Growing up in Guyana, one of the many aspects of life here I found intriguing was the presence of a number of several larger-than-life characters found all over Georgetown. Most of them appeared to be individuals with mental problems, or sometimes a physical impairment, who seemed generally homeless as they wandered the streets in the daytime, not generally troubling anyone, but managing somehow to survive with no income and no real place of abode. Adults would tell youngsters like me these were people who had “gone mad”, but I don’t recall any instances of them becoming a danger to anyone, apart from the occasional cuss word or gesture when persons tried to interact with them.
Crossing from Vreed-en-Hoop daily, for schooling at Sacred Heart High School in Main Street, and later St. Stanislaus College on Brickdam, I would see these individuals, sometimes on the ferryboat or on the city streets. It was a kind of passing phenomenon. I don’t recall any incidents of violence involving these persons, but there were certainly exchanges between them and citizens going to and from work, or school. Near Stabroek Market and around Water Street, there was a man, who, according to what we were told, had been working in the Telegraph Office, sending Morse Code messages around the country, but, as Guyanese termed it, “he had run mad” and he would walk the streets with two small pieces of wood, held to this ears, on which he was supposedly tapping out Morse messages to an imaginary someone.

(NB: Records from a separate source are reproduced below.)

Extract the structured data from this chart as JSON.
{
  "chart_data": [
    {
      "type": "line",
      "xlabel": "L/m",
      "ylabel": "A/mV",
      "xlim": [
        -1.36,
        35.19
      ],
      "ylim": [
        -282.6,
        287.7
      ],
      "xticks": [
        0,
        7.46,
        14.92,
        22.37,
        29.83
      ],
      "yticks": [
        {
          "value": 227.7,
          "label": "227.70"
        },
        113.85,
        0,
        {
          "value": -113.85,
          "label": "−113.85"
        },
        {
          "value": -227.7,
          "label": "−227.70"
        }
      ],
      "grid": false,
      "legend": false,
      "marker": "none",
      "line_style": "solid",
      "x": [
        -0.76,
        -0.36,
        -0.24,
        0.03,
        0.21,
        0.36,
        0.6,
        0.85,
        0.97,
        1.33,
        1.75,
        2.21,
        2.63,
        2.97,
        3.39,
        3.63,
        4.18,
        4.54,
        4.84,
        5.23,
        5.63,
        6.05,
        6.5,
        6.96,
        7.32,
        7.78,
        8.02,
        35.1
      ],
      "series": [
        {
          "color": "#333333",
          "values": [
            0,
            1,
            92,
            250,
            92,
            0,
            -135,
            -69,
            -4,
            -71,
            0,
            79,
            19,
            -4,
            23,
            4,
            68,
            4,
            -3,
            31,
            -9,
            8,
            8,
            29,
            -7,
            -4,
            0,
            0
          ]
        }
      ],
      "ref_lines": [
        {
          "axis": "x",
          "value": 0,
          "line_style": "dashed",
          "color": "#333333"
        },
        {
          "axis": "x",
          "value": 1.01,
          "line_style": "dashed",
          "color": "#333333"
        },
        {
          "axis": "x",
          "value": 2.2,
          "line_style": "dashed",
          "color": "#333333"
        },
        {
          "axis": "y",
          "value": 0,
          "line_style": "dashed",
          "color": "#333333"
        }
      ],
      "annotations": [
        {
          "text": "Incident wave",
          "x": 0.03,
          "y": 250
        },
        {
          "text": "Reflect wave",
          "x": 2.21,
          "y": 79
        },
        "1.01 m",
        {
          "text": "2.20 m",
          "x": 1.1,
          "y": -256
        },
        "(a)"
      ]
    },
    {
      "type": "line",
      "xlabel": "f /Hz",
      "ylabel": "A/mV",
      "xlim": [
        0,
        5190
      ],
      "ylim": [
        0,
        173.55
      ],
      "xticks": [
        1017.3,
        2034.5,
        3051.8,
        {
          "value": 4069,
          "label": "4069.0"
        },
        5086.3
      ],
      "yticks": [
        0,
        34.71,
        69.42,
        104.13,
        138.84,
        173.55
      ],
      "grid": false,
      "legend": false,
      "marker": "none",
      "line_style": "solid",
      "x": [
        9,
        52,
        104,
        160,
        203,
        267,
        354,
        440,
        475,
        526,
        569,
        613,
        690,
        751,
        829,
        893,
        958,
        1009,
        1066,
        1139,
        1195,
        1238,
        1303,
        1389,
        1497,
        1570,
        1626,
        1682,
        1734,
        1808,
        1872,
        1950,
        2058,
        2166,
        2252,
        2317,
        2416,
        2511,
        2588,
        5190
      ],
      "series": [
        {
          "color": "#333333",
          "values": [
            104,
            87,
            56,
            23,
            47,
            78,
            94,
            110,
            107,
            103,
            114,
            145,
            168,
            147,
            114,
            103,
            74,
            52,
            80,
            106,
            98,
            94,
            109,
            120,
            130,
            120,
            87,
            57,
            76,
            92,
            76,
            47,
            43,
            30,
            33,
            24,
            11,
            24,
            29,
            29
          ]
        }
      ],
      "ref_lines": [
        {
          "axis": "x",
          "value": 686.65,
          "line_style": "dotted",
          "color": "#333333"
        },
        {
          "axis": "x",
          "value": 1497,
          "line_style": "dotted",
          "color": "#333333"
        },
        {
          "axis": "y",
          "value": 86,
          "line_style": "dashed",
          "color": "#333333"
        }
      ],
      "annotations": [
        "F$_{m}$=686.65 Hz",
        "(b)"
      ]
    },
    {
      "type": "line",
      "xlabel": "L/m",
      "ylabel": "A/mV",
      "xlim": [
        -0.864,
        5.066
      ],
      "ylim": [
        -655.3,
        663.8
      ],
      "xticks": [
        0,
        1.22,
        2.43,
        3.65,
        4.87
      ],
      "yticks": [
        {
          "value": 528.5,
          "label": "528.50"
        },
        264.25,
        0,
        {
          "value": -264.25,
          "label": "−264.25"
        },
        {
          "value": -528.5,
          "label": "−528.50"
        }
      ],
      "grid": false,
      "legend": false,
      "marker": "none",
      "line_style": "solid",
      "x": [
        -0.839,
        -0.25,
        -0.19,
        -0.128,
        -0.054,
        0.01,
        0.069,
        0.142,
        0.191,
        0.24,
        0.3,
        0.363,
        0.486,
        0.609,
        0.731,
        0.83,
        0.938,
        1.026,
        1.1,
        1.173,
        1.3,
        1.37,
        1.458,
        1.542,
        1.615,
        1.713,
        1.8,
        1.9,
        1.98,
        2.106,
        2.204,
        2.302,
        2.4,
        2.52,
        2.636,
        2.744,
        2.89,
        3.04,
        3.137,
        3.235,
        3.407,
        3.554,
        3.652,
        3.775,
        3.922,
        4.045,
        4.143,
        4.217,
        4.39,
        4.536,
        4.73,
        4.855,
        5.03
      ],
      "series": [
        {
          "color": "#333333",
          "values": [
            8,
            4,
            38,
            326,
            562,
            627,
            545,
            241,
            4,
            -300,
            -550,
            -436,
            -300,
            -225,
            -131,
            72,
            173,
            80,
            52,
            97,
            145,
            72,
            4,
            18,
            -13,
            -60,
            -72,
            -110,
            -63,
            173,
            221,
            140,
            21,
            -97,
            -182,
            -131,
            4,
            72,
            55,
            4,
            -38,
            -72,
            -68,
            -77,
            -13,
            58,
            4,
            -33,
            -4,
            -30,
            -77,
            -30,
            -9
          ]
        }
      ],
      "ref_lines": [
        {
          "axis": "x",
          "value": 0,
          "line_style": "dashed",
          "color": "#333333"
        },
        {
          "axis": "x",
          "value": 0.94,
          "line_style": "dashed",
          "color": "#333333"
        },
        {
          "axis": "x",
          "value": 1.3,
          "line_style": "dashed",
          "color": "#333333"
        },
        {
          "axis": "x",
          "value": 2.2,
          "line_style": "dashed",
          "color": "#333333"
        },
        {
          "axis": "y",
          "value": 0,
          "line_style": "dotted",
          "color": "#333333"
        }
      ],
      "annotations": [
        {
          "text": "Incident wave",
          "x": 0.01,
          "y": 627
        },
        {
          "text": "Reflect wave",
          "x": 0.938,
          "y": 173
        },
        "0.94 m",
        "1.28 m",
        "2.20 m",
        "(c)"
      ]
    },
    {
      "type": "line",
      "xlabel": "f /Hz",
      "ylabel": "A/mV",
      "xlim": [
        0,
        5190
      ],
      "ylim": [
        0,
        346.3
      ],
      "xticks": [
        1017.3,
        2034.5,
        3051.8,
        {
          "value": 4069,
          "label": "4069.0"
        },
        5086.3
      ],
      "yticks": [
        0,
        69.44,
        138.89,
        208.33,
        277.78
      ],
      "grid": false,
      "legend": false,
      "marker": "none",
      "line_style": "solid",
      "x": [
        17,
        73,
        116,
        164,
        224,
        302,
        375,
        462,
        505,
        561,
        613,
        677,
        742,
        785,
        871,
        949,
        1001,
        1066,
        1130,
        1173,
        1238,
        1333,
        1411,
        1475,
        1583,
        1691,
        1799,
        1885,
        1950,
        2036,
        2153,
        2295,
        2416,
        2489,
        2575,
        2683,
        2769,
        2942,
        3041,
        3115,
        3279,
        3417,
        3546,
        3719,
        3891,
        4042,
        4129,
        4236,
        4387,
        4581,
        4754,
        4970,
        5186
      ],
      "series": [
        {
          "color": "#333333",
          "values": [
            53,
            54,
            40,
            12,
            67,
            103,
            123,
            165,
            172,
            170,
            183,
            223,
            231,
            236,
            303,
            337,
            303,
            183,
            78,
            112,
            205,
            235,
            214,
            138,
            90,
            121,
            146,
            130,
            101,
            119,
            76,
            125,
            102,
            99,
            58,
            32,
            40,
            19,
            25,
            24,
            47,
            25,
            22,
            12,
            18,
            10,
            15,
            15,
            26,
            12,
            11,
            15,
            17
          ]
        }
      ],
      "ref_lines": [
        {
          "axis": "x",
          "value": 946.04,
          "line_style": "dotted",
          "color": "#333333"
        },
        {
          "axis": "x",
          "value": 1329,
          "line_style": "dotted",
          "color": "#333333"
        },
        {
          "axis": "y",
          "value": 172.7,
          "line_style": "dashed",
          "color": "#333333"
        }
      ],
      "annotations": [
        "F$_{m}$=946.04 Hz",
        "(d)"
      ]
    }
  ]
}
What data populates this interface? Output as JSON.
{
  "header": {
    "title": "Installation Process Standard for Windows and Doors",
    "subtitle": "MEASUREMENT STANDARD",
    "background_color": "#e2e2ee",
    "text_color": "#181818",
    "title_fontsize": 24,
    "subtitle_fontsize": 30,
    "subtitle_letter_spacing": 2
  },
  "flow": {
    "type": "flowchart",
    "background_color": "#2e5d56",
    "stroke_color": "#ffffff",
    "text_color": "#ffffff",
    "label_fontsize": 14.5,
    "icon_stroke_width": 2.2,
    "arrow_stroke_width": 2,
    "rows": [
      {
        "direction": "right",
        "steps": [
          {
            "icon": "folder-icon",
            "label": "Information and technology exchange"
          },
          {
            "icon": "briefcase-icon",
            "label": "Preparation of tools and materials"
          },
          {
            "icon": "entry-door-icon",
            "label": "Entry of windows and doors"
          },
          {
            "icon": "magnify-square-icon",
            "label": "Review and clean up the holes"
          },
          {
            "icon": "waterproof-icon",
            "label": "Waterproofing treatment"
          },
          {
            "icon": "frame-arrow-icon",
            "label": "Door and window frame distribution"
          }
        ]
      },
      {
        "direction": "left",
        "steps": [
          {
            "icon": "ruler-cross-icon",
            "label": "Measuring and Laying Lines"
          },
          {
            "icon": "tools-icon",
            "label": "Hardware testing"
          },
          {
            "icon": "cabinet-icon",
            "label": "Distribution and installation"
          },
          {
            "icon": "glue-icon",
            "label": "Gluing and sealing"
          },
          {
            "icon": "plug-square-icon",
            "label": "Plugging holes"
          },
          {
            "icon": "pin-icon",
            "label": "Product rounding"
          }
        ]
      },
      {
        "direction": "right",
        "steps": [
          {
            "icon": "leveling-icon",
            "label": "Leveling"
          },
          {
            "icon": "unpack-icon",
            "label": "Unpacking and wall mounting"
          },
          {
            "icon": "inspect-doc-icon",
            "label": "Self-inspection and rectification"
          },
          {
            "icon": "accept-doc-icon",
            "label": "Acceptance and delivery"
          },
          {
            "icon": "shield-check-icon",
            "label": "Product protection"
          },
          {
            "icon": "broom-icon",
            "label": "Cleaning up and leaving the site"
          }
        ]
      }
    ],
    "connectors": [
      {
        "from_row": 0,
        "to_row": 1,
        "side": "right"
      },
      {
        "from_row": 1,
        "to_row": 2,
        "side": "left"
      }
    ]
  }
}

There was also the “keys man”, reportedly a European who ended up here destitute, frequently seen on Water Street, with a small push cart, containing hundreds of keys, of all descriptions, for this lock and that. Business was obviously sparse – the man’s clothing was ragged and unkempt – and he seemed to spend the nights sleeping on the city’s sidewalks – but he was clearly able to find a way to live in those circumstances and one never saw him in any altercations. Young boys would often interfere with these wanderers in the city, and would sometimes get a cussword or something thrown at them in return, but generally one navigated around them. They were almost all adult males and most folks simply accepted their presence as status quo, but there were some stand-outs, like the “telegraph man” mentioned above and the “keys man”.
On my short walk from the ferryboat stelling to Saint Stanislaus College, time and again I would encounter an individual I knew only as Saul – a tall middle-aged man, who was reportedly a high-school teacher who became mentally ill, lost his job, and was now wandering the streets, destitute, sleeping wherever night found him, and often giving long, impassioned speeches, on a range of topics, sometimes to a group of persons but sometimes to no one in particular – just venting to the air. Already given to my own interest in language, I would sometimes pause briefly and listen to Saul, but most of the time his output was totally gibberish, just a wildly wandering mind, and one never saw him with an audience of more than two or three persons, some of whom would mock him. There was hardly any cohesion in Saul’s speeches, it was truly a ramble, but I recall him one day, repeating one sentence over and over, and caught by the very convoluted language, I listened to him and hurriedly wrote down a particular sentence which went like this: “Promulgating your esoteric cogitations and articulating your superficial sentimentalities, beware of platitudinous ponderosity”. I subsequently showed Saul’s comment to a teacher at Saints. He read the sentence, laughed and told me, “Essentially, this is good advice: the man is saying, when speaking or writing, don’t use big words.”
I mention all this here as an oddity, yes, but more to make a wider point: what has happened to our Guyanese society, particularly in recent years, where individuals like Saul, and the ubiquitous “keys man”, and the one sending imaginary Morse code messages, have virtually disappeared from our environment. One would think that the stresses and strains of our faster-paced high-pressure modern life would be generating more oddities, or inscrutables, in today’s environment; in fact, it seems there are definitely less. Is it a sign that we should pay more attention to those who are warning us of the dangers of the computer/internet age? After all, the “telegraph man” and the “keys man” and the “words man” would all be in their 80s or even older now, and, if still alive, more than likely simply staying out of sight trying to survive, but why is there no one replacing them in today’s youth? The social scientists need to weigh in here. The points being made by those early pontificators remain valid today; why are they not being expressed now? Or is that they are in fact being expressed but in a manner that escapes our attention? It is very much an oddity.